Contributors: AB Gorham, Alisa Banks, Frances Melhop, Althea Murphy-Price, Rebecca Drolen, Jayoung Yoon, Kellee Morgado, Kate Kretz, Suzanne Gold, HAIR CLUB, Kat Howard, Sarah Scarr, Judith Rodby.

"SHALL" is an accordion-bound artist book and poem made from rubbings of the Newlands Monument in Newlands Circle in Reno, Nevada. The book’s author, Jared Stanley, is an assistant professor of English at the University of Nevada, Reno.

Collaboratively designed by Jared Stanley and AB Gorham, in consultation with Inge Bruggeman, "SHALL" was letterpress printed from photopolymer plates on Zerkell book vellum paper, bound and published by Black Rock Press, 2019.

"Selected Durations" by David Abel is simultaneously a poem and a score for performance that captures, analyzes, quantifies and archives time. The kinesthetic and material qualities of this artist’s book embed Abel’s text in multiple layers of meaning, requiring the reader to perform the experience of the passage of time, which ticks away with each turn of the page.

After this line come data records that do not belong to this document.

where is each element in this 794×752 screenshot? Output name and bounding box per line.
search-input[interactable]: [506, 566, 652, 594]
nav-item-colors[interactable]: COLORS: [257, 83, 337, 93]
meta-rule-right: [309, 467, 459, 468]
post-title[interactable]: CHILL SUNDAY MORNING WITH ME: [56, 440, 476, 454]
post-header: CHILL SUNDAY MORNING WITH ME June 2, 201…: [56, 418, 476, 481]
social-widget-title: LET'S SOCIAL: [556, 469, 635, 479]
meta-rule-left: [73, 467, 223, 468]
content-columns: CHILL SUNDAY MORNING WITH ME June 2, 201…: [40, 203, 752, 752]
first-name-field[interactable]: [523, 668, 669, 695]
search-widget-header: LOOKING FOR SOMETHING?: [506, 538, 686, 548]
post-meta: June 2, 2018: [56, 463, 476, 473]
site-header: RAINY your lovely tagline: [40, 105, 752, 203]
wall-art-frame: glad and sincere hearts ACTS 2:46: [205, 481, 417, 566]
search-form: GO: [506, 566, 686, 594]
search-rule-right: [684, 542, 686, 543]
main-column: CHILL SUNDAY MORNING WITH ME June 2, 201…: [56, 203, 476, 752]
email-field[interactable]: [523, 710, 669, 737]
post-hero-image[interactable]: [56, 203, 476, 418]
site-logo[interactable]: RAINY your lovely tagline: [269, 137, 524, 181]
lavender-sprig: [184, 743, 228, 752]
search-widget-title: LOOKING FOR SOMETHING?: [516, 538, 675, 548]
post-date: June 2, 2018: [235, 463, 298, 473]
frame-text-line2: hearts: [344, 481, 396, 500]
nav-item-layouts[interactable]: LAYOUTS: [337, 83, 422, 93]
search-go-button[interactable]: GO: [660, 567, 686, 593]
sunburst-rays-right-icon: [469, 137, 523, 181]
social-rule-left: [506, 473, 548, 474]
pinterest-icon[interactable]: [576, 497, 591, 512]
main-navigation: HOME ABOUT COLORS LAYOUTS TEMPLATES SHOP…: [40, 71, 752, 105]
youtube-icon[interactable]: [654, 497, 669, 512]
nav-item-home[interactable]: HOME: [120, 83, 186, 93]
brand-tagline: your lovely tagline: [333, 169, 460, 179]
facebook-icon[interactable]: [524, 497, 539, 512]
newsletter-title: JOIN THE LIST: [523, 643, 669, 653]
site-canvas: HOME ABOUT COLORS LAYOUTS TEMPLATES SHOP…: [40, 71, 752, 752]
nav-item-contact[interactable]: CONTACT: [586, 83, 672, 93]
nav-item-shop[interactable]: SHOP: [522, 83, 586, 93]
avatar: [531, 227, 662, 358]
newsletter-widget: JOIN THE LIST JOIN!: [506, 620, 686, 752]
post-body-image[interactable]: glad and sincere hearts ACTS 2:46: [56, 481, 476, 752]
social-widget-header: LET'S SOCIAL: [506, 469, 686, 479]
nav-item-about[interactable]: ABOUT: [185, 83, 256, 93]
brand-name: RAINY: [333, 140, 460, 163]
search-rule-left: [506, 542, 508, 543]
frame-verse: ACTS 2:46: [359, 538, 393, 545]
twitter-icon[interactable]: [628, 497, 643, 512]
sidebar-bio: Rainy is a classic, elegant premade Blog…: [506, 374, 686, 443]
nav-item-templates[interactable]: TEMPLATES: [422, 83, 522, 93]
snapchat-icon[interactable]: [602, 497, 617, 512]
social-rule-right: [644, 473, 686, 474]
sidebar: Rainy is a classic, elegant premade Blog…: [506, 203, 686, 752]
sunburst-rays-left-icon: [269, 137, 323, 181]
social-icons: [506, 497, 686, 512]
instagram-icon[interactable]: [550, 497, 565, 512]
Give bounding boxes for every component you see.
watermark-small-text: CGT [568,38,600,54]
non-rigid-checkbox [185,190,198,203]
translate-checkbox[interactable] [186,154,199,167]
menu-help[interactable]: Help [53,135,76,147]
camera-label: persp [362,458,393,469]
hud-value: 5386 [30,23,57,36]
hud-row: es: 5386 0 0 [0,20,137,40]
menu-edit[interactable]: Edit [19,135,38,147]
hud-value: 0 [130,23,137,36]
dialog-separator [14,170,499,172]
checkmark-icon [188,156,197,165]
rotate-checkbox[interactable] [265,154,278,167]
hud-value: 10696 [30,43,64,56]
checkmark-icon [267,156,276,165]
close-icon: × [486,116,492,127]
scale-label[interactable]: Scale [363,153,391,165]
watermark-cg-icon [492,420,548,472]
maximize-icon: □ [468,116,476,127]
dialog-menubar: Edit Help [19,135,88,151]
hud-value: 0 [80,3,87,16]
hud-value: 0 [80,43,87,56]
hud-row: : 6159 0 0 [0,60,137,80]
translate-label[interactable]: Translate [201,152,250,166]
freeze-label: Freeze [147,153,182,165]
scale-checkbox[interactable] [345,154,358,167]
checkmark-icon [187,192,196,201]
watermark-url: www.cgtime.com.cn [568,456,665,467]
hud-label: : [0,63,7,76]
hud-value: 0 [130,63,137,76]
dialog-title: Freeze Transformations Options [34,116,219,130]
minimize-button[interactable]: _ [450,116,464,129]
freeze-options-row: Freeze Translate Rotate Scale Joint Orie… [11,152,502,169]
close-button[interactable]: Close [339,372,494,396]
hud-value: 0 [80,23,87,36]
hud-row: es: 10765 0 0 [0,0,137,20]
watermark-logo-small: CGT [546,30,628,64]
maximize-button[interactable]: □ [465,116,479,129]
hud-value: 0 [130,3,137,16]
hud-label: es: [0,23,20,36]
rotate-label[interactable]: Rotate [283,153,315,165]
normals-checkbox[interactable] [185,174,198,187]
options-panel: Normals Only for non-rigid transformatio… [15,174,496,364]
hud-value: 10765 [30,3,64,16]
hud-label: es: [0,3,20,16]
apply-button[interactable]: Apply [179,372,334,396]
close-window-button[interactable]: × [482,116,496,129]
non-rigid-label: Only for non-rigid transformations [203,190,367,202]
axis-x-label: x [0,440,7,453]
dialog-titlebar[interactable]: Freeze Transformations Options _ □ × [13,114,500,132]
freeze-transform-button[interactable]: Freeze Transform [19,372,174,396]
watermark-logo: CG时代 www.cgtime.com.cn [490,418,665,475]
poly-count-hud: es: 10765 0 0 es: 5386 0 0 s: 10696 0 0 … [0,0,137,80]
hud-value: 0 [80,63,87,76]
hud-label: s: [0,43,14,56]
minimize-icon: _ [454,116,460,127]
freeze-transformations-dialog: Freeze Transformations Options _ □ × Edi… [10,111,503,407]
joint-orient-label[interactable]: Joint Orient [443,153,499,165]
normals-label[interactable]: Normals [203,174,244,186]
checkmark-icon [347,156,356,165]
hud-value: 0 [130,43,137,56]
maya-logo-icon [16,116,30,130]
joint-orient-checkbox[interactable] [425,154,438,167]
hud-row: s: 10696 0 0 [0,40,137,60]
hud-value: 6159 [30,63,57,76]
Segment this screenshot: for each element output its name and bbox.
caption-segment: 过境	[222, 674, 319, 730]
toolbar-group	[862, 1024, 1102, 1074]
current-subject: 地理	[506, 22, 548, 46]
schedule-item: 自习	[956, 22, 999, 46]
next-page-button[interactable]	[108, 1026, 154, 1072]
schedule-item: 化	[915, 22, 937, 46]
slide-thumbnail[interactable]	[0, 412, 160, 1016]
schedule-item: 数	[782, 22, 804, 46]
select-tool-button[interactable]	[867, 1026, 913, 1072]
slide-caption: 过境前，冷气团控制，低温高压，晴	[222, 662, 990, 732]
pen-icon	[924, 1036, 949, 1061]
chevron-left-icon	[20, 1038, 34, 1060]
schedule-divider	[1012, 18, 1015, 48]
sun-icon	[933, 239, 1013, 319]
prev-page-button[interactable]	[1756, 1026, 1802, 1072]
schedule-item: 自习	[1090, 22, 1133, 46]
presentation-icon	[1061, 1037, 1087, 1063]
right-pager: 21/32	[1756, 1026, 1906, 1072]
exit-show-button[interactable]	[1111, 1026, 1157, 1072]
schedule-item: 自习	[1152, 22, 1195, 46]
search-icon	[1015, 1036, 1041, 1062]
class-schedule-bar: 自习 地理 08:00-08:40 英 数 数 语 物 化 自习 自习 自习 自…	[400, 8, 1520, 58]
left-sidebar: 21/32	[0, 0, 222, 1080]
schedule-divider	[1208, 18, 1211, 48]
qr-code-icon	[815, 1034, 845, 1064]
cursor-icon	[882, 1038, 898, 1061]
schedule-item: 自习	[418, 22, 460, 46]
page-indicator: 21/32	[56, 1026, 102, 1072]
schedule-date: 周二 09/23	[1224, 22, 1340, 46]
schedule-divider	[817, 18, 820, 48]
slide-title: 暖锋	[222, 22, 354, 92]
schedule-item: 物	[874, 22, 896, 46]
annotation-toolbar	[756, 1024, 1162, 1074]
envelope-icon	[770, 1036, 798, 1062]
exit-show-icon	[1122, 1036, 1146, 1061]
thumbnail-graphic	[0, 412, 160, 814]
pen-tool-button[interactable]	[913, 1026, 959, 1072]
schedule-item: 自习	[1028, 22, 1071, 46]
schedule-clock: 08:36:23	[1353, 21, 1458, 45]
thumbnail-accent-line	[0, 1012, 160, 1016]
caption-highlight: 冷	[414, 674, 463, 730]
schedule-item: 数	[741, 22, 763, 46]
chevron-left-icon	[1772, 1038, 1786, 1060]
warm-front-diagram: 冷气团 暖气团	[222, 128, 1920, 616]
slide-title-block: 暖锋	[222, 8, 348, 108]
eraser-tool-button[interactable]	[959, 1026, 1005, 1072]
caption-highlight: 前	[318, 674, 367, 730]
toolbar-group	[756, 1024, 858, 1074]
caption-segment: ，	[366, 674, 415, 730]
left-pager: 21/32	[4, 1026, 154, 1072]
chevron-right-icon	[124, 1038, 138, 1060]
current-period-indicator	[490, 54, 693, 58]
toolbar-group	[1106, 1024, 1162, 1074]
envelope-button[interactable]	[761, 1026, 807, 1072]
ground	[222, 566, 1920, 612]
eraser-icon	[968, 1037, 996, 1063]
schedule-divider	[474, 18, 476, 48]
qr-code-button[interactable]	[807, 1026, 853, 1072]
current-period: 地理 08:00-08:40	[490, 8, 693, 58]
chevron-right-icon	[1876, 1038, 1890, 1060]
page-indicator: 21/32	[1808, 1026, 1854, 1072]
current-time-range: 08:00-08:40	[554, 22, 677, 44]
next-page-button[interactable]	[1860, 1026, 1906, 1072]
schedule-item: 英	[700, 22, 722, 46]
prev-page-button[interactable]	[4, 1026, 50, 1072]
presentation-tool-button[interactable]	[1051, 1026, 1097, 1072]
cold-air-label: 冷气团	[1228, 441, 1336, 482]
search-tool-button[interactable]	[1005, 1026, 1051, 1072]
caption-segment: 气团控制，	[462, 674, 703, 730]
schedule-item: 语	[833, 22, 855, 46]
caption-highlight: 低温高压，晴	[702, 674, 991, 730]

The publication of "Selected Durations" was prompted by the author’s performance of the piece in a BFA seminar in the Department of Art at the University of Nevada, Reno, taught by Inge Bruggeman. Experiencing the pace and the compression of time in the reading led Bruggeman to propose that the text be editioned. Beginning with a prototype originally created by artist Katherine Kuehn, the Black Rock Press reimagined the work, bringing it to life in the hands of readers. Designed, printed and bound at the Black Rock Press, the book was published in the fall of 2017. Letterpress printed from photopolymer plates on Yupo Synthetic Paper and Neenah Touché.

A unique edition that combines Shelly Taylor’s intense, language-driven investigations into place and identity with the erosional utterances of Eben Goff’s entropic and elegant oil engravings in wax panels.

"Things You See in the Dark", the newest Parley Project created by the 2016-2018 Black Rock Press Redfield Fellow, Lauren Cardenas, is a collaboration with Daniel Enrique Perez, an associate professor of Chicanx and Latinx studies in the Department of World Languages and Literatures at the University of Nevada, Reno and David Kirkland, a DJ based out of St. Louis, MO. The Parley Project is a biennial interdisciplinary book art project that fosters research and conversation across the University campus and involves Black Rock Press students, staff and faculty in its production.

"Things You See in the Dark" is a visual, tactile and auditory experience that pays homage to the uncertainties one might experience in the dark. Composed of a suite of prints and poems, along with a vinyl soundtrack, this artist book invites the viewer to slow down while meditating on the elusive nature of the dark.

This book documents wood type from the Barbara Anne Kelly Historic Wood Type and Printer’s Cuts Collection at Black Rock Press, which includes over 200 typefaces and 100 unique fonts ranging in size from 3 line to 100 line, and includes type from the United States and England.

Miscellaneous is a broadside designed and printed by Black Rock Press (BRP) student worker Autumn Loewen. The broadside documents the metal type ornaments in BRP’s collection and playfully organizes them into overlapping categories.

Letterpress printed from handset metal type and photopolymer plates on Rives BFK. The typefaces that appear in the book are Craw Clarendon and Clarendon. The book is handbound in a drum leaf structure and presented in a paper wrapper and slipcase. Laser cut on an Epilog Helix 24 Laser Cutter and handcut by the artist. Signed and numbered by the artist on the colophon.

Jamie Shafer: “Created as part of my experience as the Black Rock Press Redfield Fellow in Book Arts at the University of Nevada, Reno, "Old Geiger Grade" is the first book produced by the Black Rock Press for the Parley Project. It was influenced by the W.M. Keck Museum at the University of Nevada, Reno, the second-oldest museum in the state. Special thanks to the staff and students at the University of Nevada, Reno who assisted with production: Inge Bruggeman, Amy Thompson, Amaris Martin, Judith Rodby and Su Tran.

'Old Geiger Grade' was inspired by Geiger Grade Road and the history of the Comstock. It places readers in the steep, dangerous terrain of the 1860s as they travel to Virginia City where they hope their fortunes might be found.”